Quantile-quantile (QQ) plots are graphs on which quantiles from two distributions are plotted relative to each other.

How the Normal QQ plot is constructed

First, the data values are ordered and cumulative distribution values are calculated as (i– 0.5)/n for the ith ordered value out of n total values (this gives the proportion of the data that falls below a certain value). A cumulative distribution graph is produced by plotting the ordered data versus the cumulative distribution values (graph on the top left in the figure below). The same process is done for a standard normal distribution (a Gaussian distribution with a mean of 0 and a standard deviation of 1, shown in the graph on the top right of the figure below). Once these two cumulative distribution graphs have been generated, data values corresponding to specific quantiles are paired and plotted in a QQ plot (bottom graph in the figure below).

Normal QQ plot
Normal QQ plot example

How the general QQ plot is constructed

General QQ plots are used to assess the similarity of the distributions of two datasets. These plots are created following a similar procedure as described for the Normal QQ plot, but instead of using a standard normal distribution as the second dataset, any dataset can be used. If the two datasets have identical distributions, points in the general QQ plot will fall on a straight (45-degree) line.

General QQ Plot
General QQ plot example

Examining data distributions using QQ plots

Points on the Normal QQ plot provide an indication of univariate normality of the dataset. If the data is normally distributed, the points will fall on the 45-degree reference line. If the data is not normally distributed, the points will deviate from the reference line.

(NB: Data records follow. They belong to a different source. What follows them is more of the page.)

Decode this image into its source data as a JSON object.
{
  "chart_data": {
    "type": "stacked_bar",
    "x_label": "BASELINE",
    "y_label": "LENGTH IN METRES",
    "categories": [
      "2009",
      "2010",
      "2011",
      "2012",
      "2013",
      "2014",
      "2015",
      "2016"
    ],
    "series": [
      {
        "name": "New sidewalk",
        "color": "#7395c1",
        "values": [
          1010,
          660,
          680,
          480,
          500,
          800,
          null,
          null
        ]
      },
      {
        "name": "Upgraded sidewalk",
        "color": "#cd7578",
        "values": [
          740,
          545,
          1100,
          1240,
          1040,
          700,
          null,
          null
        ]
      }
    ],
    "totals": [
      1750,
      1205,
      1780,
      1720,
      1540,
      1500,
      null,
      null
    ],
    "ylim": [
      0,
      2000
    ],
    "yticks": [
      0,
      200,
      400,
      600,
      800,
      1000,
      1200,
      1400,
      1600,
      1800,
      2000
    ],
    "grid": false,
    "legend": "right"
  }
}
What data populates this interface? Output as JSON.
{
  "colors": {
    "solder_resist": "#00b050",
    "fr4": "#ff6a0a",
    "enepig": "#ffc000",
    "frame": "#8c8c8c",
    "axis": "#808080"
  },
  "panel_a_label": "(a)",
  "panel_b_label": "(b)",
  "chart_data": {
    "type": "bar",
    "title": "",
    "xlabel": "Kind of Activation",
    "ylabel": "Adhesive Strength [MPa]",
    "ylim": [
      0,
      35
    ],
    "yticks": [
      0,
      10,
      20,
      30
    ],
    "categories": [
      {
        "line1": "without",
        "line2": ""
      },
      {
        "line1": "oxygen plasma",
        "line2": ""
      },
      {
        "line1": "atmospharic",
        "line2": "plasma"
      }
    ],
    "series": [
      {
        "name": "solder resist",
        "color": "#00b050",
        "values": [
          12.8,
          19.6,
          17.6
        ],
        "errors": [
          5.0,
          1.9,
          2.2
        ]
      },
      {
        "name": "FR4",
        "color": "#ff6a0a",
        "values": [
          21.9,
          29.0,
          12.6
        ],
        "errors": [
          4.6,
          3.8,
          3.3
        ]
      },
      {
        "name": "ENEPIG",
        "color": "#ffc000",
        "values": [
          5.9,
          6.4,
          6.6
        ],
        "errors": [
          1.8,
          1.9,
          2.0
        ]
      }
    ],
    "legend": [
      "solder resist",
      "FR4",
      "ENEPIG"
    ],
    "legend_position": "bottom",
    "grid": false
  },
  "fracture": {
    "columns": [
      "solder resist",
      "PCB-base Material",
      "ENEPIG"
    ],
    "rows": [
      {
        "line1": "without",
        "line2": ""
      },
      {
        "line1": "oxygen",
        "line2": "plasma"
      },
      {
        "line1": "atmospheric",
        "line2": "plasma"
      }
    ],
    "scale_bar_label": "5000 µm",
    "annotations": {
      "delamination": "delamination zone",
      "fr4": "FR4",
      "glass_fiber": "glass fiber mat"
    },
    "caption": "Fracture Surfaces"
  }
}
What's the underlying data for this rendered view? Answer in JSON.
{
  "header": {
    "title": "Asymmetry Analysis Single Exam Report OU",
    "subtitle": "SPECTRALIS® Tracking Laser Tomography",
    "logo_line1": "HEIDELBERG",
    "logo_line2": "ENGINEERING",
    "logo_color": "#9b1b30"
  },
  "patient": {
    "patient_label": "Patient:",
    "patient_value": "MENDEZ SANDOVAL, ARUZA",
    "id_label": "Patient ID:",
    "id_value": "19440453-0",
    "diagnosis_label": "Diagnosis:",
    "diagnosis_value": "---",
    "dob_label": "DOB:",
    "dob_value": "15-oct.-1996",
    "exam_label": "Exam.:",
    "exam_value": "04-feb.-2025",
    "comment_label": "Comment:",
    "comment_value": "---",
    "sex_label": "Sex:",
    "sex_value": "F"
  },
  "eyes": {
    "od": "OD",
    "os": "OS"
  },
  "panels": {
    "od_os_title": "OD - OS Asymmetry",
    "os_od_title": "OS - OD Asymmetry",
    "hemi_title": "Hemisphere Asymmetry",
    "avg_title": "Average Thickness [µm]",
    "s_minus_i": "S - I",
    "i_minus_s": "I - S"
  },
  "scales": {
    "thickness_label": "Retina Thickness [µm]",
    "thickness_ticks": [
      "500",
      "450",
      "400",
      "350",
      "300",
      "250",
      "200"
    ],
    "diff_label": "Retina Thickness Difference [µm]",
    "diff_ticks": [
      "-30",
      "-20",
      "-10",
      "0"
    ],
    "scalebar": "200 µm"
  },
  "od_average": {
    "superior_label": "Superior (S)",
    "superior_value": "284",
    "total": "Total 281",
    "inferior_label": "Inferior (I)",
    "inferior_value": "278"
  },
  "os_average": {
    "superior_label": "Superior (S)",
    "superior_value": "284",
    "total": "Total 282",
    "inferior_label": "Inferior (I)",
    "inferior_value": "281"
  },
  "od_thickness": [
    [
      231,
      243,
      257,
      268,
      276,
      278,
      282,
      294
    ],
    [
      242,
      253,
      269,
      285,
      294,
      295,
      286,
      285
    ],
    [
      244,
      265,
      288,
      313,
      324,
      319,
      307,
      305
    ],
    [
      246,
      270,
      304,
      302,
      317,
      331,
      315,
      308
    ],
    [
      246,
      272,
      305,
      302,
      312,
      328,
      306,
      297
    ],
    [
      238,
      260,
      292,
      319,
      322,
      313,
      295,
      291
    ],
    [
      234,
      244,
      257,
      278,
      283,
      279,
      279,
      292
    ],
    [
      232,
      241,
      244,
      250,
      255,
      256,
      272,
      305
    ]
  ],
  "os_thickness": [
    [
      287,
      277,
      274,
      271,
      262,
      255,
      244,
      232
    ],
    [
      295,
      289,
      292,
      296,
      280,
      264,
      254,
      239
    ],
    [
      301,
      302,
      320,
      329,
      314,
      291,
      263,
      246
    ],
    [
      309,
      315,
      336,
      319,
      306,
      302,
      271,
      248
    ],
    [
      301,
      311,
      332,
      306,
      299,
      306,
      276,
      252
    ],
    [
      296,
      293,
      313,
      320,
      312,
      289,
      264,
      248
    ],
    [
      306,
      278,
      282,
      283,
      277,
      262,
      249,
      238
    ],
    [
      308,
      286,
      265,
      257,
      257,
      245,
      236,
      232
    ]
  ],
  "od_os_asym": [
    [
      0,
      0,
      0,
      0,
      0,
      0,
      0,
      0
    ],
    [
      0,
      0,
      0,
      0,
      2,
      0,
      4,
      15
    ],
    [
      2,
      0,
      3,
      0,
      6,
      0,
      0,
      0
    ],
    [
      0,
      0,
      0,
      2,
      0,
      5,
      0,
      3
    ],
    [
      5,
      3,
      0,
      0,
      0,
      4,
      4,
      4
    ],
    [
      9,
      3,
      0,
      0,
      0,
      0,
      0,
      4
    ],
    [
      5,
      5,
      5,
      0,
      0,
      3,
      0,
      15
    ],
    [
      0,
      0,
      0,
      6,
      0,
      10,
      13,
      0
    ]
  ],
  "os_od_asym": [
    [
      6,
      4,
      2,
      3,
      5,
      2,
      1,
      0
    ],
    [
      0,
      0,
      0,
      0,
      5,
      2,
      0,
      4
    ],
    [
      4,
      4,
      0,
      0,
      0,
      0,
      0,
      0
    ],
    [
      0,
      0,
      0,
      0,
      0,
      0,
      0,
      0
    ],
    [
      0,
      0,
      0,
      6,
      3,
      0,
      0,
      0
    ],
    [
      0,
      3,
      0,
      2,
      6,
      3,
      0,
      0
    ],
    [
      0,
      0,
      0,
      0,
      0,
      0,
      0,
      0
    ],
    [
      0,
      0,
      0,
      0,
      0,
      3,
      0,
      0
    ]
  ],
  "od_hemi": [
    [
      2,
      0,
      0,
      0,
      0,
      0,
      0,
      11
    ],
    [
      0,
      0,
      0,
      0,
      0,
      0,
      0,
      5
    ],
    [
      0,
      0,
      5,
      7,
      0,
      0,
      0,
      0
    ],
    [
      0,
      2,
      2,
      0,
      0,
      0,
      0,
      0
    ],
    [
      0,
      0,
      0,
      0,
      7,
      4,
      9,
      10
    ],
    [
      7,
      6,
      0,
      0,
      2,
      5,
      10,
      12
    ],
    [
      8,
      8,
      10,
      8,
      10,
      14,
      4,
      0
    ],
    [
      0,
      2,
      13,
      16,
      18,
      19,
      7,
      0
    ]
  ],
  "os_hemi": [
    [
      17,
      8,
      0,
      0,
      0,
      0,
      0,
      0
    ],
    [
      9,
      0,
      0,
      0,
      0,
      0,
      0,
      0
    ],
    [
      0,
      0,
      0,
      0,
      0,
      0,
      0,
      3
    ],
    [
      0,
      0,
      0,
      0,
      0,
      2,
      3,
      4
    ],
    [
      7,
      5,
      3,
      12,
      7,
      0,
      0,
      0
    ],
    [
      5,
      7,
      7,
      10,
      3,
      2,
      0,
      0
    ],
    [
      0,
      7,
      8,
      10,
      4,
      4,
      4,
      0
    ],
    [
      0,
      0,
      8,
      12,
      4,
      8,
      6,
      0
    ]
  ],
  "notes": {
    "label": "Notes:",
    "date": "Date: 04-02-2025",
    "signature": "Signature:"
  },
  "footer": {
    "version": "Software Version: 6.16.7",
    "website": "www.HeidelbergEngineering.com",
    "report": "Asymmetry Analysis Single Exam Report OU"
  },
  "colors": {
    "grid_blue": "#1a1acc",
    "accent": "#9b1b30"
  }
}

In the diagram below, the quantile values of the standard normal distribution are plotted on the x-axis in the Normal QQ plot, and the corresponding quantile values of the dataset are plotted on the y-axis. You can see that the points fall close to the 45-degree reference line. The main departure from this line occurs at high values of ozone concentration.

The Normal QQ Plot tool allows you to select the points that do not fall close to the reference line. The location of the selected points are then highlighted in the ArcMap data view. As seen below, they are concentrated around the San Francisco Bay area (points shaded in pink on the map below).

QQ Plot Map
QQ Plot Map

An example of using data transformations

A Normal QQ plot of an example dataset is presented here:

Standard normal distribution: QQ Plot transformed
Standard normal distribution: QQ Plot transformed

Notice how the points stray from the straight line.

However, as can be seen in the figure below, when a log transformation is applied to the dataset, the points lie closer to the 45-degree reference line.

Standard normal distribution: QQ log transformation
Standard normal distribution: QQ log transformation

Box-Cox and arcsine transformations can also be applied to the data within the Normal QQ Plot tool to assess their effect on the normality of the distribution.

9/12/2013